Tenacement, nous interrogerons les deux métaphysiques et nous verrons qu’elles sont fréquemment fort dissolvantes.
Nous n’aurons aucune pitié pour les anciens gouverneurs, pour les anciens missionnaires. Pour nous, celui qui adore les nègres est aussi “malade” que celui qui les exècre.
Inversement, le Noir qui veut blanchir sa race est aussi malheureux que celui qui prêche la haine du Blanc. Dans l’absolu, le Noir n’est pas plus aimable que le Tchèque, et véritablement il s’agit de lâcher l’homme. »
Pour démonter les mécanismes de l’aliénation, Fanon part d’expériences vécues ou relatées qu’il analyse au prisme de sa pratique psychiatrique et de la psychanalyse. Parmi ces expériences il y a les relations sexuelles, entre femmes noires et hommes à la peau la plus claire possible, entre femmes blanches et hommes noirs : Fanon part d’exemples littéraires (Mayotte Capécia, Michel Cournot) ou cliniques où le désir est suscité plus par des fantasmes que par son objet réel, fantasmes dont l’auteur analyse la vacuité. « La prostituée que nous citions plus haut nous rapportait que sa recherche des nègres datait du jour où on lui avait raconté l’histoire suivante : une femme, un soir qu’elle couchait avec un nègre, perdit la raison ; elle resta folle pendant deux ans, mais, guérie, refusa de coucher avec un autre homme. Elle ne savait pas ce qui avait rendu folle cette femme. Mais, rageusement, elle essayait de reproduire la situation, de retrouver ce secret qui participait de l’ineffable. »
Il ne faut pas oublier, en lisant ces pages, qu’elles sont écrites alors que presque tout l’Afrique est encore colonisée, que la Martinique, la Guadeloupe, la Guyane et la Réunion viennent juste d’accéder au statut de départements français de plein droit (théorique). Il n’y avait, pour des femmes ou des hommes noirs, que fort peu de situations où ils pouvaient être sur un pied d’égalité avec des Blancs.

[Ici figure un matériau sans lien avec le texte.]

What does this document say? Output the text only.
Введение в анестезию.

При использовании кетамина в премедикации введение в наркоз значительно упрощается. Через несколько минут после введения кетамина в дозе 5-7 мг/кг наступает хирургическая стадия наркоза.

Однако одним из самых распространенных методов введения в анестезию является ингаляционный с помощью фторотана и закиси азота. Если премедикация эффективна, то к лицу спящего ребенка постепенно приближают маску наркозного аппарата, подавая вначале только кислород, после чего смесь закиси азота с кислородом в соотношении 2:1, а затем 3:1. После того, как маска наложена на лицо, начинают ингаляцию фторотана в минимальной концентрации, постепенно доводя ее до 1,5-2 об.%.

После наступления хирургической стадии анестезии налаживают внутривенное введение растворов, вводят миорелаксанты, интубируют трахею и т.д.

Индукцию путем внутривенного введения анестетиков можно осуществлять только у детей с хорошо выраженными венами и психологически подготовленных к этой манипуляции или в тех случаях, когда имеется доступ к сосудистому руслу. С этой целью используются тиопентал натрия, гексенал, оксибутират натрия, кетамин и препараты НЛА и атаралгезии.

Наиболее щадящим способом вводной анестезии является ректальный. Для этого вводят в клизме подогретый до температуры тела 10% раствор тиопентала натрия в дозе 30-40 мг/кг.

Fanon consacre des pages perspicaces aux films et aux illustrés qui façonnent l’imaginaire des enfants, aux poupées blondes aux yeux bleus. Toujours l’identification proposée est au Blanc (on trouve bien sûr la même observation chez Toni Morrison) ; le spectateur noir dans un cinéma à la Martinique s’identifie sans difficulté à Tarzan ou au cowboy qui pourchasse les Indiens, mais qu’il voie le même film à Paris au milieu de spectateurs blancs ne lui autorisera plus la même sérénité. Je suis surpris de voir en 2021 à Paris des gens apparemment de bonne foi et hostiles par principe au racisme hausser les épaules lorsque viennent à leurs oreilles des phénomènes de ce genre, comme s’ils n’avaient pas des effets forts cruels sur celles ou ceux qui les prennent en pleine figure : je finis par penser que ces gens croient toujours vivre dans une France uniformément blanche et catholique, et où donc le fait d’appartenir à une minorité ne devrait même pas être mentionné. Il est consternant que cet état d’esprit s’étale à longueur d’émissions de télévision, au Sénat et à la Chambre des députés.
À la fin de son livre Frantz Fanon consacre un chapitre à la reconnaissance. J’ai particulièrement apprécié la section qui renvoie à Hegel, très dense et bien plus compréhensible que le texte de la Phénoménologie de l’esprit. Il cite quand même le maître en exergue : La conscience de soi est en soi et pour soi quand et parce qu’elle est en soi et pour soi pour une autre conscience de soi ; c’est-à-dire qu’elle n’est qu’en tant qu’être reconnu. On ne saurait mieux dire : « l’homme n’est humain que dans la mesure où il veut s’imposer à un autre homme, afin de se faire reconnaître par lui. Tant qu’il n’est pas effectivement reconnu par l’autre, c’est cet autre qui demeure le thème de son action. C’est de cet autre, c’est de la reconnaissance par cet autre, que dépendent sa valeur et sa réalité humaines. C’est dans cet autre que se condense le sens de sa vie. »
Frantz Fanon est un véritable universaliste, au sens où, loin de vouloir tous les êtres humains semblables, il nous demande au contraire de les reconnaître dans leur diversité et de les accueillir dans des institutions pluralistes.
À l’heure où se déversent des Niagara [1] de niaiseries racistes, inconscientes ou hypocritement revendiquées, il faut lire et relire Frantz Fanon.